Les conditions et les formes du recours prévu au premier alinéa sont fixées par décret en Conseil d’Etat. »,
Mais attendu qu’au regard des dispositions de ces articles, et lorsque le recours porte sur la régularité de la déclaration de créance, le débiteur est recevable à interjeter appel, que cet appel a été interjeté par ailleurs,
Attendu que l’article 125 du code de procédure civile dispose que « les fins de non-recevoir doivent être relevées d’office lorsqu’elles ont un caractère d’ordre public, notamment lorsqu’elles résultent de l’inobservation des délais dans lesquels doivent être exercées les voies de recours ou de l’absence d’ouverture d’une voie de recours.
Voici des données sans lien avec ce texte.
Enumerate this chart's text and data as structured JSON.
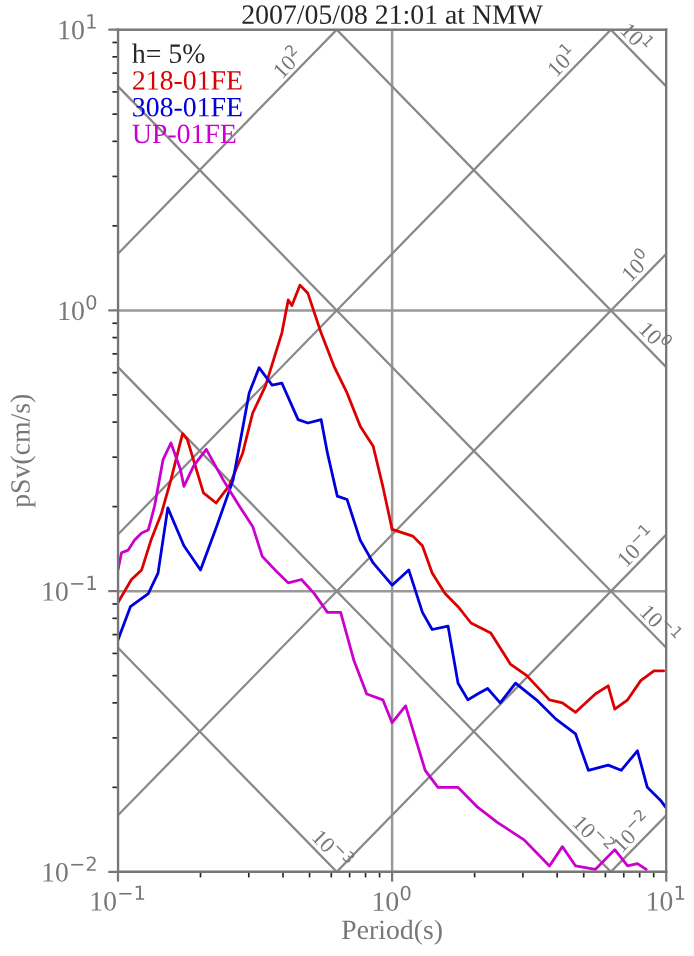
{
  "chart_data": {
    "type": "line",
    "title": "2007/05/08 21:01 at NMW",
    "xlabel": "Period(s)",
    "ylabel": "pSv(cm/s)",
    "legend_title": "h= 5%",
    "legend": "top left",
    "log": "xy",
    "grid": true,
    "xlim": [
      0.1,
      10
    ],
    "ylim": [
      0.01,
      10
    ],
    "xticks": [
      {
        "value": 0.1,
        "label": "10$^{−1}$"
      },
      {
        "value": 1,
        "label": "10$^{0}$"
      },
      {
        "value": 10,
        "label": "10$^{1}$"
      }
    ],
    "yticks": [
      {
        "value": 0.01,
        "label": "10$^{−2}$"
      },
      {
        "value": 0.1,
        "label": "10$^{−1}$"
      },
      {
        "value": 1,
        "label": "10$^{0}$"
      },
      {
        "value": 10,
        "label": "10$^{1}$"
      }
    ],
    "series": [
      {
        "color": "#888888",
        "x": [
          0.1,
          0.628
        ],
        "values": [
          1.59,
          10
        ]
      },
      {
        "color": "#888888",
        "x": [
          0.1,
          6.28
        ],
        "values": [
          0.159,
          10
        ]
      },
      {
        "color": "#888888",
        "x": [
          0.1,
          10
        ],
        "values": [
          0.0159,
          1.59
        ]
      },
      {
        "color": "#888888",
        "x": [
          0.628,
          10
        ],
        "values": [
          0.01,
          0.159
        ]
      },
      {
        "color": "#888888",
        "x": [
          6.28,
          10
        ],
        "values": [
          0.01,
          0.0159
        ]
      },
      {
        "color": "#888888",
        "x": [
          6.28,
          10
        ],
        "values": [
          10,
          6.28
        ]
      },
      {
        "color": "#888888",
        "x": [
          0.628,
          10
        ],
        "values": [
          10,
          0.628
        ]
      },
      {
        "color": "#888888",
        "x": [
          0.1,
          10
        ],
        "values": [
          6.28,
          0.0628
        ]
      },
      {
        "color": "#888888",
        "x": [
          0.1,
          6.28
        ],
        "values": [
          0.628,
          0.01
        ]
      },
      {
        "color": "#888888",
        "x": [
          0.1,
          0.628
        ],
        "values": [
          0.0628,
          0.01
        ]
      },
      {
        "name": "218-01FE",
        "color": "#dd0000",
        "x": [
          0.1,
          0.112,
          0.122,
          0.132,
          0.144,
          0.156,
          0.172,
          0.179,
          0.205,
          0.228,
          0.255,
          0.285,
          0.31,
          0.345,
          0.396,
          0.418,
          0.431,
          0.461,
          0.493,
          0.551,
          0.614,
          0.685,
          0.765,
          0.853,
          0.925,
          1.0,
          1.19,
          1.29,
          1.4,
          1.56,
          1.74,
          1.94,
          2.29,
          2.7,
          3.1,
          3.75,
          4.18,
          4.67,
          5.51,
          6.14,
          6.49,
          7.23,
          8.07,
          9.02,
          9.79
        ],
        "values": [
          0.091,
          0.11,
          0.119,
          0.152,
          0.189,
          0.249,
          0.364,
          0.347,
          0.224,
          0.206,
          0.238,
          0.31,
          0.431,
          0.537,
          0.83,
          1.09,
          1.04,
          1.23,
          1.15,
          0.83,
          0.632,
          0.508,
          0.387,
          0.328,
          0.236,
          0.166,
          0.157,
          0.145,
          0.116,
          0.098,
          0.088,
          0.077,
          0.071,
          0.055,
          0.05,
          0.041,
          0.04,
          0.037,
          0.043,
          0.046,
          0.038,
          0.041,
          0.048,
          0.052,
          0.052
        ]
      },
      {
        "name": "308-01FE",
        "color": "#0000dd",
        "x": [
          0.1,
          0.111,
          0.129,
          0.14,
          0.152,
          0.174,
          0.2,
          0.229,
          0.263,
          0.301,
          0.327,
          0.365,
          0.396,
          0.454,
          0.493,
          0.551,
          0.581,
          0.631,
          0.685,
          0.765,
          0.853,
          1.0,
          1.15,
          1.29,
          1.4,
          1.6,
          1.74,
          1.89,
          2.05,
          2.23,
          2.48,
          2.82,
          3.36,
          3.96,
          4.67,
          5.2,
          6.14,
          6.85,
          7.85,
          8.53,
          9.52,
          9.95
        ],
        "values": [
          0.067,
          0.088,
          0.098,
          0.116,
          0.198,
          0.145,
          0.119,
          0.17,
          0.249,
          0.508,
          0.625,
          0.542,
          0.551,
          0.408,
          0.397,
          0.408,
          0.31,
          0.218,
          0.212,
          0.152,
          0.126,
          0.105,
          0.119,
          0.084,
          0.073,
          0.075,
          0.047,
          0.041,
          0.043,
          0.045,
          0.04,
          0.047,
          0.041,
          0.035,
          0.031,
          0.023,
          0.024,
          0.023,
          0.027,
          0.02,
          0.018,
          0.017
        ]
      },
      {
        "name": "UP-01FE",
        "color": "#cc00cc",
        "x": [
          0.1,
          0.103,
          0.109,
          0.115,
          0.122,
          0.129,
          0.136,
          0.146,
          0.156,
          0.169,
          0.174,
          0.189,
          0.21,
          0.242,
          0.277,
          0.31,
          0.336,
          0.374,
          0.418,
          0.467,
          0.52,
          0.581,
          0.649,
          0.724,
          0.808,
          0.925,
          1.0,
          1.12,
          1.32,
          1.47,
          1.74,
          2.05,
          2.42,
          3.03,
          3.75,
          4.18,
          4.67,
          5.51,
          6.49,
          7.23,
          7.85,
          8.45
        ],
        "values": [
          0.119,
          0.137,
          0.14,
          0.152,
          0.161,
          0.165,
          0.201,
          0.294,
          0.337,
          0.271,
          0.236,
          0.28,
          0.32,
          0.249,
          0.201,
          0.17,
          0.133,
          0.119,
          0.107,
          0.11,
          0.098,
          0.084,
          0.084,
          0.057,
          0.043,
          0.041,
          0.034,
          0.039,
          0.023,
          0.02,
          0.02,
          0.017,
          0.015,
          0.013,
          0.0105,
          0.0123,
          0.0105,
          0.0102,
          0.012,
          0.0105,
          0.0107,
          0.0102
        ]
      }
    ],
    "annotations": [
      {
        "text": "10$^{2}$",
        "x": 0.45,
        "y": 7.1
      },
      {
        "text": "10$^{1}$",
        "x": 4.5,
        "y": 7.2
      },
      {
        "text": "10$^{1}$",
        "x": 7.2,
        "y": 8.7
      },
      {
        "text": "10$^{0}$",
        "x": 8.4,
        "y": 1.34
      },
      {
        "text": "10$^{0}$",
        "x": 8.4,
        "y": 0.75
      },
      {
        "text": "10$^{−1}$",
        "x": 8.4,
        "y": 0.134
      },
      {
        "text": "10$^{−1}$",
        "x": 8.8,
        "y": 0.071
      },
      {
        "text": "10$^{−2}$",
        "x": 8.1,
        "y": 0.0129
      },
      {
        "text": "10$^{−2}$",
        "x": 5.0,
        "y": 0.0126
      },
      {
        "text": "10$^{−3}$",
        "x": 0.56,
        "y": 0.0112
      }
    ]
  }
}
Le juge peut relever d’office la fin de non-recevoir tirée du défaut d’intérêt, du défaut de qualité ou de la chose jugée. »,
Attendu que dans ces conditions, le recours qui a été exercé contre l’ordonnance n°2024JC0848 rendue par le jugecommissaire en date du 14/01/2025 par déclaration au greffe est irrecevable,
PAR CES MOTIFS,
Le tribunal de commerce de Thonon-les-Bains, après en avoir délibéré conformément à la loi, statuant non publiquement par décision contradictoire et en premier ressort,
DIT irrecevable l’opposition formée contre l’ordonnance du juge-commissaire n°2024JC0848 du 14/01/2025 par la Société Générale au greffe de ce tribunal en date du 27/01/2025,
DIT que la présente décision sera notifiée en lettre recommandée avec accusé de réception au demandeur et au défendeur et communiquée au ministère public par les soins du greffe de ce tribunal,
LAISSE les entiers dépens de la mesure à la charge de la partie demanderesse,
DIT et juge que les dépens liquidés à la somme de 107,28 € dont 17,88 de TVA seront supportés par la partie demanderesse.
Ainsi jugé et prononcé
Le Greffier Margaux Barrière
Le Président Denis Layat
Signe electroniquement par Denis Layat
Signe electroniquement par Margaux Barriere, greffier.